I'd like to offer a thread on what Dr. Robert Redfield, head of the CDC, had to say yesterday about school closures and what his remarks tell us more broadly about the lockdown Doug Ford and his cabinet are currently proposing for Ontario.
“Clearly, the data strongly supports that K - 12 schools, as well as institutes of higher learning, really are not where we're having our challenges, and it would be counterproductive … from a public health point of view” to close them, Redfield said. washingtonexaminer.com/news/school-is…
Redfield is against school closures across America because the virus is not spreading in schools. That fact holds true for Canada as well, and it's what Dr. David Williams in Ontario has been saying as well and why Ontario is not closing schools.
When there have been cases in Ontario schools, the most frequent scenario is that a person in a class gets it. The class is sent home for two weeks, everyone gets tested, no one else has it and everyone returns fine two weeks later.
As Redfield said: “The infections that we've identified in schools when they've been evaluated were not acquired in schools, they were actually acquired in the community and in the household." (Kids get it from parents.) wgal.com/article/cdc-sc…
Redfield added: “It's small family gatherings where people become more comfortable they remove their face mask." For anyone who has been listening closely in Ontario, this is what Dr. Williams has been echoing for a long time.
Basically, prolonged indoor close contact is the driver of the virus. Williams (and others) have been consistent on this. So what about the cases that have spread out of the house, like in restaurants?

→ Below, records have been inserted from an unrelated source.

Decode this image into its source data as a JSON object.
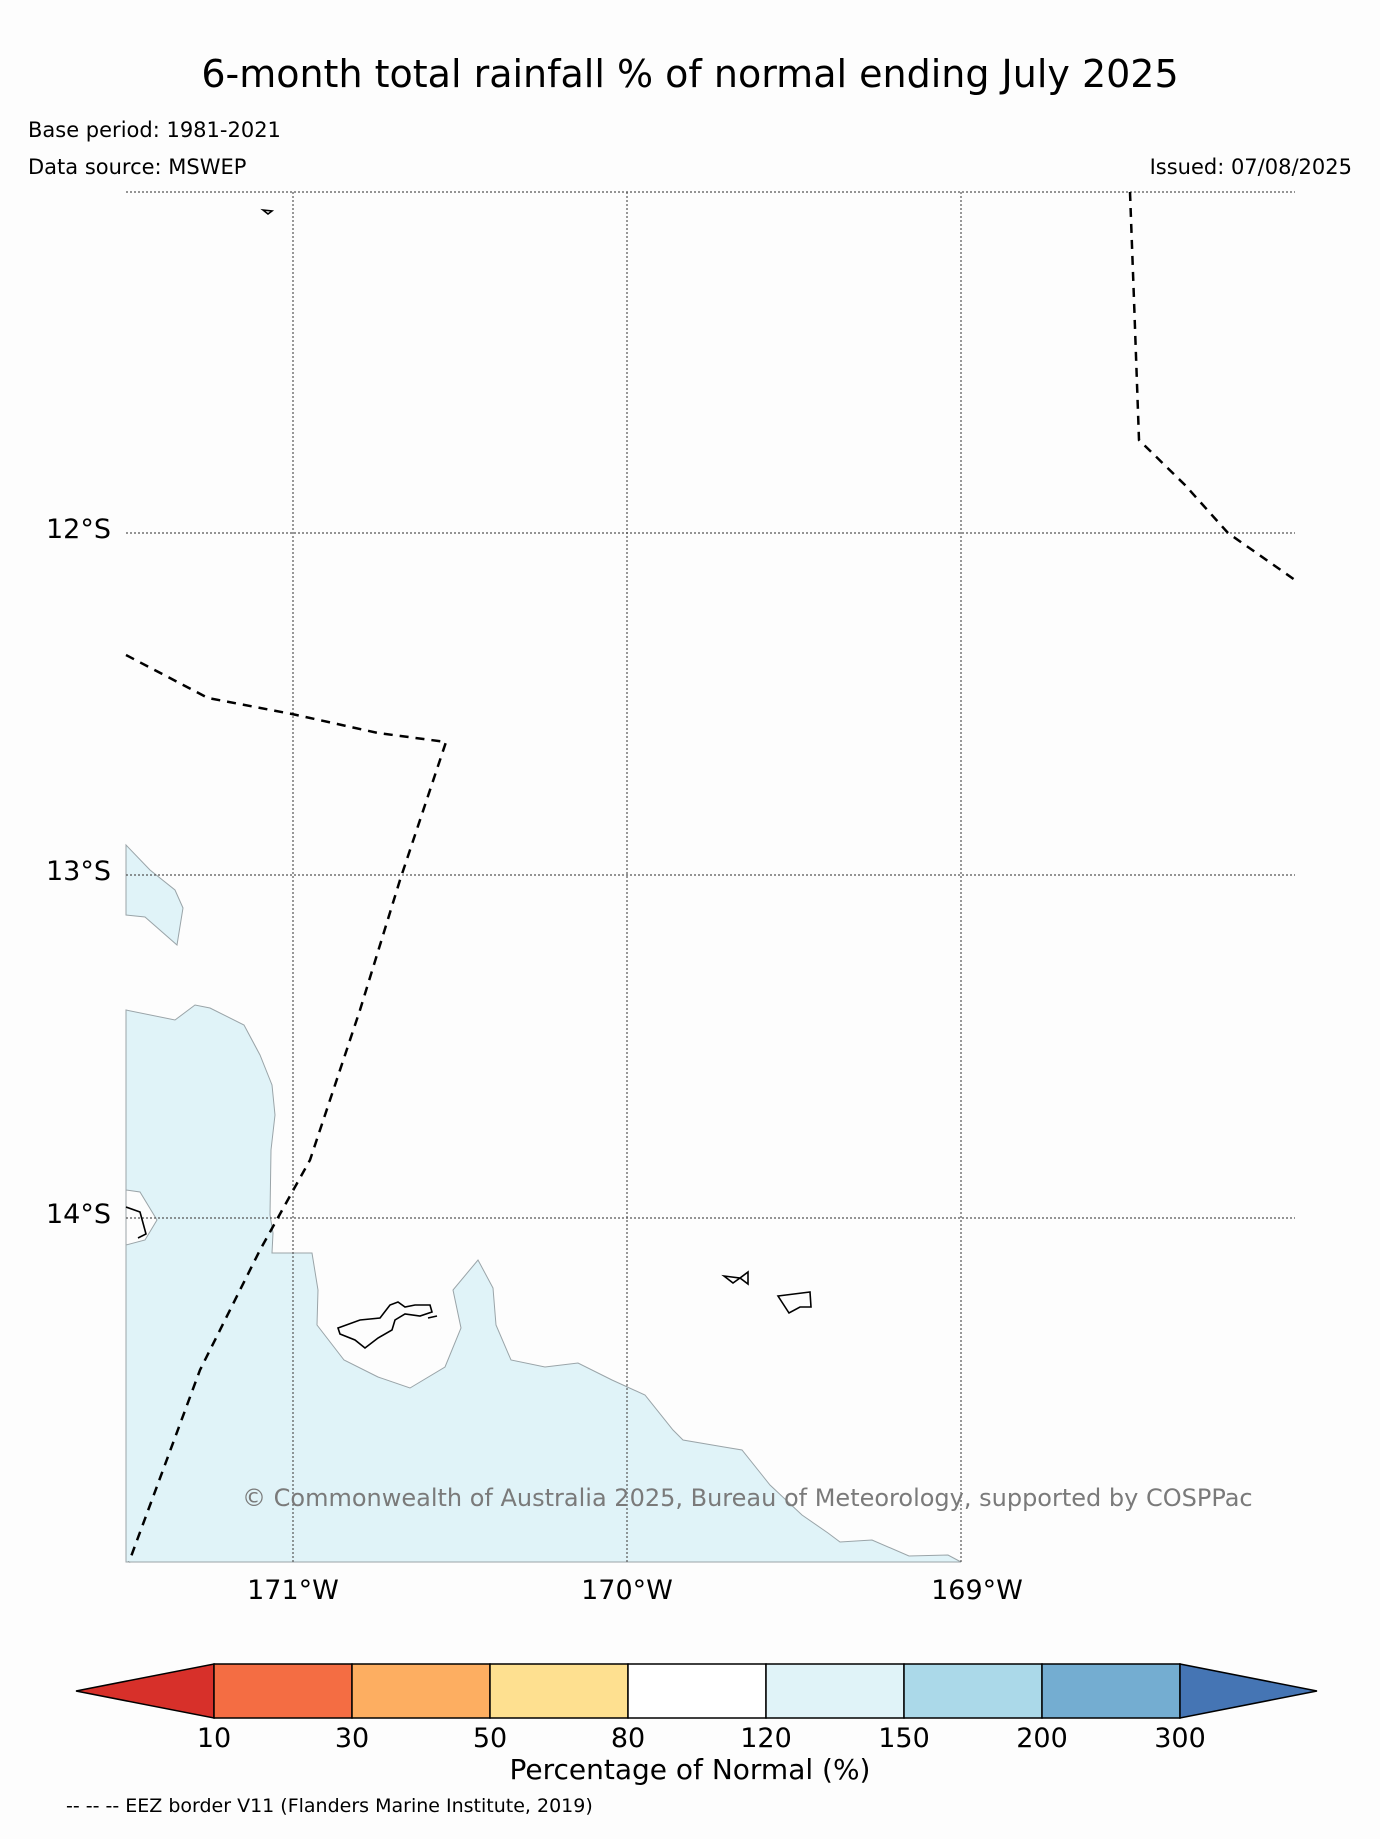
{
  "title": "6-month total rainfall % of normal ending July 2025",
  "base_period": "Base period: 1981-2021",
  "data_source": "Data source: MSWEP",
  "issued": "Issued: 07/08/2025",
  "lat_labels": [
    "12°S",
    "13°S",
    "14°S"
  ],
  "lon_labels": [
    "171°W",
    "170°W",
    "169°W"
  ],
  "copyright": "© Commonwealth of Australia 2025, Bureau of Meteorology, supported by COSPPac",
  "colorbar": {
    "ticks": [
      "10",
      "30",
      "50",
      "80",
      "120",
      "150",
      "200",
      "300"
    ],
    "label": "Percentage of Normal (%)",
    "colors": [
      "#d7302a",
      "#f46d43",
      "#fdae61",
      "#fee090",
      "#ffffff",
      "#e0f3f8",
      "#abd9e9",
      "#74add1",
      "#4575b4"
    ]
  },
  "eez_note": "-- -- -- EEZ border V11 (Flanders Marine Institute, 2019)",
  "fill_color": "#e0f3f8"
}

Williams (and others) have actually explained that COVID restaurant counts include people at the same table and employees sitting in close contact in the backroom sharing a staff meal, not following basic protocols of distancing.

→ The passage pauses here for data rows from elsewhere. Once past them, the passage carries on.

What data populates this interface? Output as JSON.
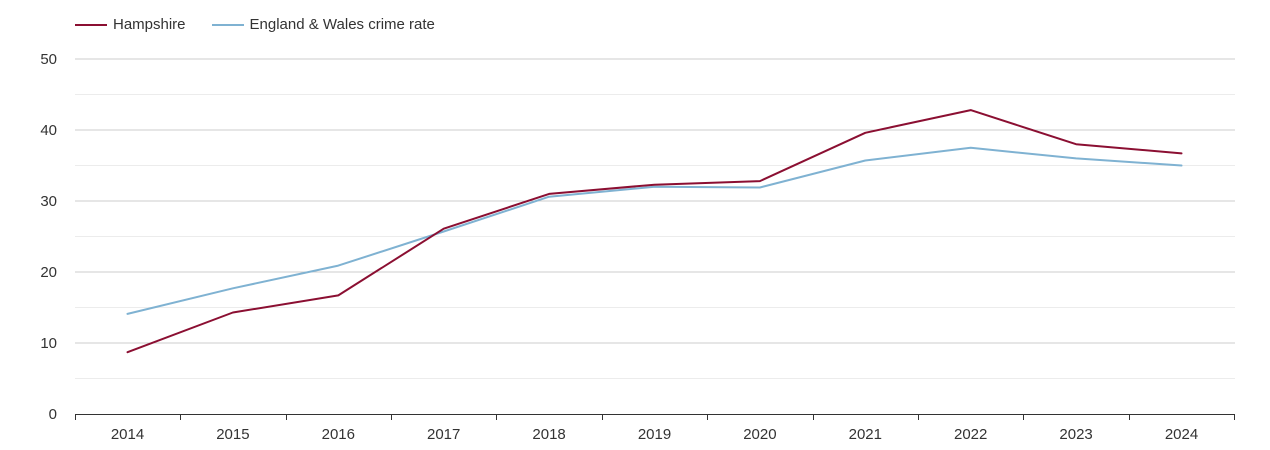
{
  "chart_data": {
    "type": "line",
    "title": "",
    "xlabel": "",
    "ylabel": "",
    "categories": [
      "2014",
      "2015",
      "2016",
      "2017",
      "2018",
      "2019",
      "2020",
      "2021",
      "2022",
      "2023",
      "2024"
    ],
    "ylim": [
      0,
      50
    ],
    "yticks": [
      "0",
      "10",
      "20",
      "30",
      "40",
      "50"
    ],
    "grid": true,
    "legend_position": "top-left",
    "series": [
      {
        "name": "Hampshire",
        "color": "#8b0f32",
        "values": [
          8.7,
          14.3,
          16.7,
          26.1,
          31.0,
          32.3,
          32.8,
          39.6,
          42.8,
          38.0,
          36.7
        ]
      },
      {
        "name": "England & Wales crime rate",
        "color": "#7fb2d2",
        "values": [
          14.1,
          17.7,
          20.9,
          25.7,
          30.6,
          32.0,
          31.9,
          35.7,
          37.5,
          36.0,
          35.0
        ]
      }
    ]
  }
}
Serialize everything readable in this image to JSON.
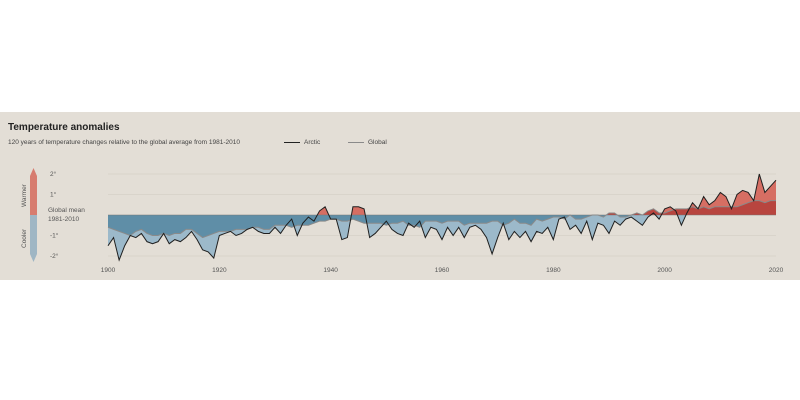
{
  "chart_data": {
    "type": "area",
    "title": "Temperature anomalies",
    "subtitle": "120 years of temperature changes relative to the global average from 1981-2010",
    "baseline_label": [
      "Global mean",
      "1981-2010"
    ],
    "warmer_label": "Warmer",
    "cooler_label": "Cooler",
    "x_ticks": [
      "1900",
      "1920",
      "1940",
      "1960",
      "1980",
      "2000",
      "2020"
    ],
    "y_ticks": [
      {
        "value": 2,
        "label": "2°"
      },
      {
        "value": 1,
        "label": "1°"
      },
      {
        "value": -1,
        "label": "-1°"
      },
      {
        "value": -2,
        "label": "-2°"
      }
    ],
    "xlim": [
      1898,
      2021
    ],
    "ylim": [
      -2.2,
      2.2
    ],
    "grid": true,
    "colors": {
      "warm_fill": "#b8453f",
      "warm_fill_light": "#d66e63",
      "cool_fill": "#5f8ea7",
      "cool_fill_light": "#9cb9ca",
      "arctic_line": "#1f1f1f",
      "global_line": "#8a8a8a",
      "warmer_arrow": "#d77c6f",
      "cooler_arrow": "#9fb6c4"
    },
    "series": [
      {
        "name": "Arctic",
        "x": [
          1900,
          1901,
          1902,
          1903,
          1904,
          1905,
          1906,
          1907,
          1908,
          1909,
          1910,
          1911,
          1912,
          1913,
          1914,
          1915,
          1916,
          1917,
          1918,
          1919,
          1920,
          1921,
          1922,
          1923,
          1924,
          1925,
          1926,
          1927,
          1928,
          1929,
          1930,
          1931,
          1932,
          1933,
          1934,
          1935,
          1936,
          1937,
          1938,
          1939,
          1940,
          1941,
          1942,
          1943,
          1944,
          1945,
          1946,
          1947,
          1948,
          1949,
          1950,
          1951,
          1952,
          1953,
          1954,
          1955,
          1956,
          1957,
          1958,
          1959,
          1960,
          1961,
          1962,
          1963,
          1964,
          1965,
          1966,
          1967,
          1968,
          1969,
          1970,
          1971,
          1972,
          1973,
          1974,
          1975,
          1976,
          1977,
          1978,
          1979,
          1980,
          1981,
          1982,
          1983,
          1984,
          1985,
          1986,
          1987,
          1988,
          1989,
          1990,
          1991,
          1992,
          1993,
          1994,
          1995,
          1996,
          1997,
          1998,
          1999,
          2000,
          2001,
          2002,
          2003,
          2004,
          2005,
          2006,
          2007,
          2008,
          2009,
          2010,
          2011,
          2012,
          2013,
          2014,
          2015,
          2016,
          2017,
          2018,
          2019,
          2020
        ],
        "values": [
          -1.5,
          -1.1,
          -2.2,
          -1.5,
          -1.0,
          -1.1,
          -0.9,
          -1.3,
          -1.4,
          -1.3,
          -0.9,
          -1.4,
          -1.2,
          -1.3,
          -1.1,
          -0.8,
          -1.2,
          -1.7,
          -1.8,
          -2.1,
          -1.0,
          -0.9,
          -0.8,
          -1.0,
          -0.9,
          -0.7,
          -0.6,
          -0.8,
          -0.9,
          -0.9,
          -0.6,
          -0.9,
          -0.5,
          -0.2,
          -1.0,
          -0.4,
          -0.1,
          -0.3,
          0.2,
          0.4,
          -0.2,
          -0.2,
          -1.2,
          -1.1,
          0.4,
          0.4,
          0.3,
          -1.1,
          -0.9,
          -0.6,
          -0.3,
          -0.7,
          -0.9,
          -1.0,
          -0.4,
          -0.6,
          -0.3,
          -1.1,
          -0.6,
          -0.7,
          -1.2,
          -0.6,
          -1.0,
          -0.6,
          -1.1,
          -0.6,
          -0.5,
          -0.7,
          -1.1,
          -1.9,
          -1.1,
          -0.4,
          -1.2,
          -0.8,
          -1.1,
          -0.8,
          -1.3,
          -0.8,
          -0.9,
          -0.6,
          -1.2,
          -0.2,
          -0.1,
          -0.7,
          -0.5,
          -0.9,
          -0.3,
          -1.2,
          -0.4,
          -0.5,
          -0.9,
          -0.3,
          -0.5,
          -0.2,
          -0.1,
          -0.3,
          -0.5,
          -0.1,
          0.1,
          -0.2,
          0.3,
          0.4,
          0.2,
          -0.5,
          0.1,
          0.6,
          0.3,
          0.9,
          0.5,
          0.7,
          1.1,
          0.9,
          0.3,
          1.0,
          1.2,
          1.1,
          0.7,
          2.0,
          1.1,
          1.4,
          1.7
        ]
      },
      {
        "name": "Global",
        "x": [
          1900,
          1901,
          1902,
          1903,
          1904,
          1905,
          1906,
          1907,
          1908,
          1909,
          1910,
          1911,
          1912,
          1913,
          1914,
          1915,
          1916,
          1917,
          1918,
          1919,
          1920,
          1921,
          1922,
          1923,
          1924,
          1925,
          1926,
          1927,
          1928,
          1929,
          1930,
          1931,
          1932,
          1933,
          1934,
          1935,
          1936,
          1937,
          1938,
          1939,
          1940,
          1941,
          1942,
          1943,
          1944,
          1945,
          1946,
          1947,
          1948,
          1949,
          1950,
          1951,
          1952,
          1953,
          1954,
          1955,
          1956,
          1957,
          1958,
          1959,
          1960,
          1961,
          1962,
          1963,
          1964,
          1965,
          1966,
          1967,
          1968,
          1969,
          1970,
          1971,
          1972,
          1973,
          1974,
          1975,
          1976,
          1977,
          1978,
          1979,
          1980,
          1981,
          1982,
          1983,
          1984,
          1985,
          1986,
          1987,
          1988,
          1989,
          1990,
          1991,
          1992,
          1993,
          1994,
          1995,
          1996,
          1997,
          1998,
          1999,
          2000,
          2001,
          2002,
          2003,
          2004,
          2005,
          2006,
          2007,
          2008,
          2009,
          2010,
          2011,
          2012,
          2013,
          2014,
          2015,
          2016,
          2017,
          2018,
          2019,
          2020
        ],
        "values": [
          -0.6,
          -0.7,
          -0.8,
          -0.9,
          -1.0,
          -0.8,
          -0.7,
          -0.9,
          -1.0,
          -1.0,
          -0.9,
          -1.0,
          -0.9,
          -0.9,
          -0.7,
          -0.7,
          -0.9,
          -1.1,
          -1.0,
          -0.9,
          -0.8,
          -0.8,
          -0.8,
          -0.7,
          -0.7,
          -0.7,
          -0.6,
          -0.6,
          -0.7,
          -0.7,
          -0.5,
          -0.5,
          -0.5,
          -0.6,
          -0.5,
          -0.5,
          -0.5,
          -0.4,
          -0.3,
          -0.3,
          -0.2,
          -0.2,
          -0.3,
          -0.3,
          -0.2,
          -0.3,
          -0.4,
          -0.4,
          -0.4,
          -0.4,
          -0.5,
          -0.4,
          -0.4,
          -0.3,
          -0.5,
          -0.5,
          -0.6,
          -0.3,
          -0.3,
          -0.3,
          -0.4,
          -0.3,
          -0.3,
          -0.3,
          -0.5,
          -0.4,
          -0.4,
          -0.4,
          -0.4,
          -0.3,
          -0.3,
          -0.5,
          -0.4,
          -0.2,
          -0.4,
          -0.4,
          -0.5,
          -0.2,
          -0.3,
          -0.2,
          -0.1,
          -0.1,
          -0.2,
          0.0,
          -0.2,
          -0.2,
          -0.1,
          0.0,
          0.0,
          -0.1,
          0.1,
          0.1,
          -0.1,
          -0.1,
          0.0,
          0.1,
          0.0,
          0.2,
          0.3,
          0.1,
          0.1,
          0.2,
          0.3,
          0.3,
          0.3,
          0.4,
          0.3,
          0.4,
          0.3,
          0.4,
          0.4,
          0.4,
          0.4,
          0.4,
          0.5,
          0.6,
          0.7,
          0.7,
          0.6,
          0.7,
          0.7
        ]
      }
    ]
  }
}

These interactions are not unique to the restaurant experience but incidental to that experience and are things that happen in all settings and can easily be mitigated. But we don't communicate that.

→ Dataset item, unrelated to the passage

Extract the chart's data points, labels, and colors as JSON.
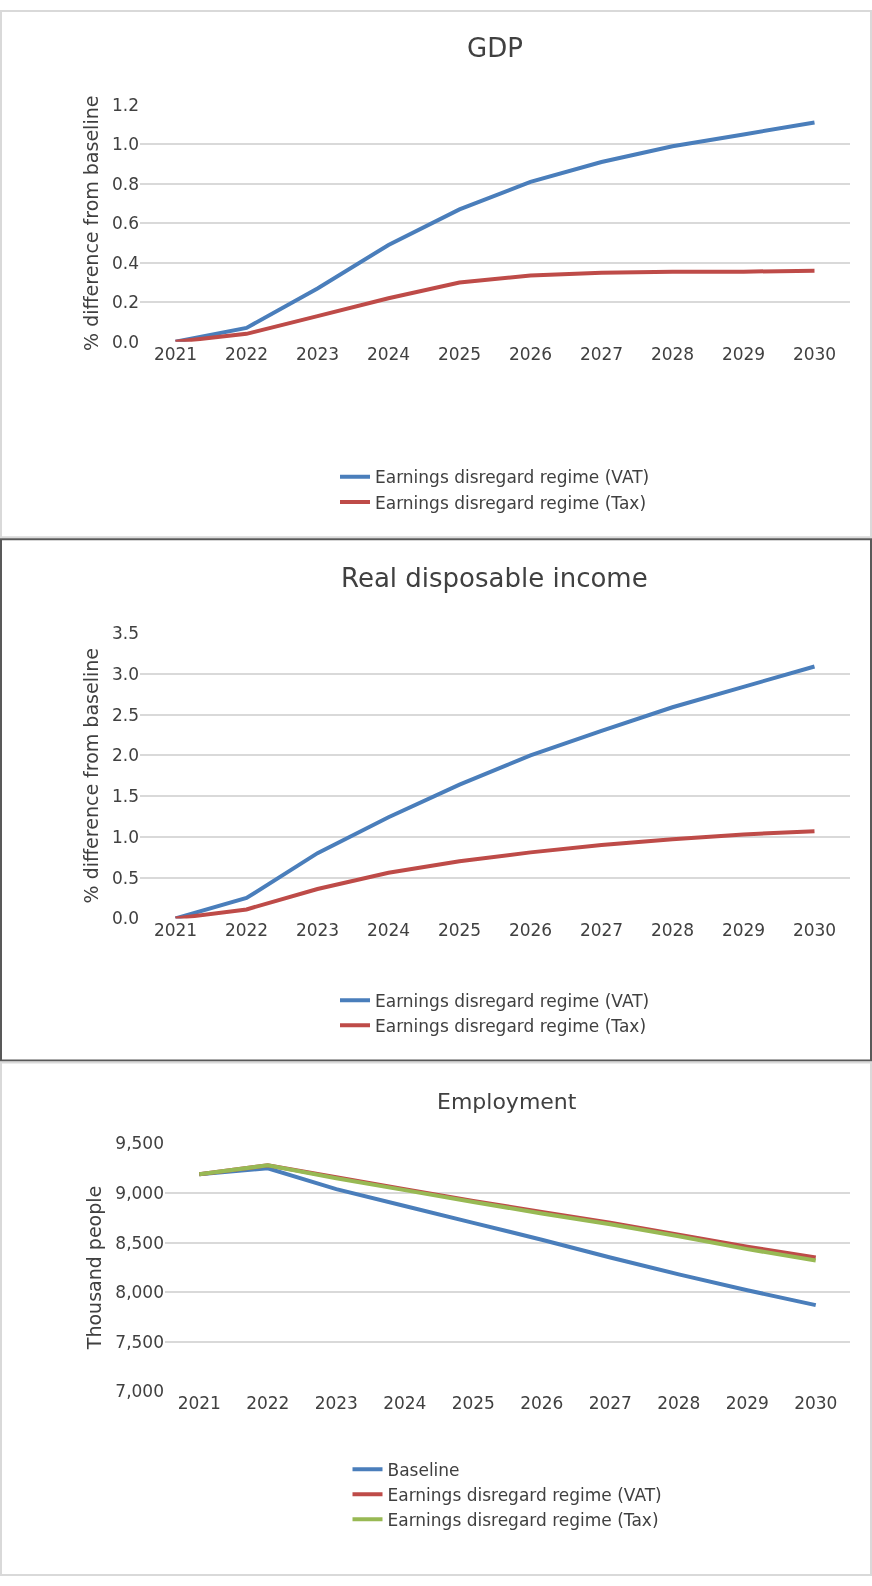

Instead we encourage people to fear the unknown / unfamiliar. But that's wrong. It should be caution around the familiar. Waiters have to be more cautious around their co-workers than in their fleeting encounters busing tables.
I was in a Loblaws the other day and saw about 8 employees off in a side room close together without their masks having lunch. If they had become ill that would have counted as a grocery store case, even though it has nothing to do with anything unique to the grocery experience.
Now Doug Ford and cabinet are considering further restrictions on things like shopping malls and gyms, even though - to back to Redfields comments - these brief encounters with strangers come with such a negligible risk.
The headlines and political statements focus on the public activities that we can see, the "other" that we can blame, but - in fairness to Tam, Williams, etc. - that's never really been what the experts wanted us to focus on. But politicians and media have taken us there.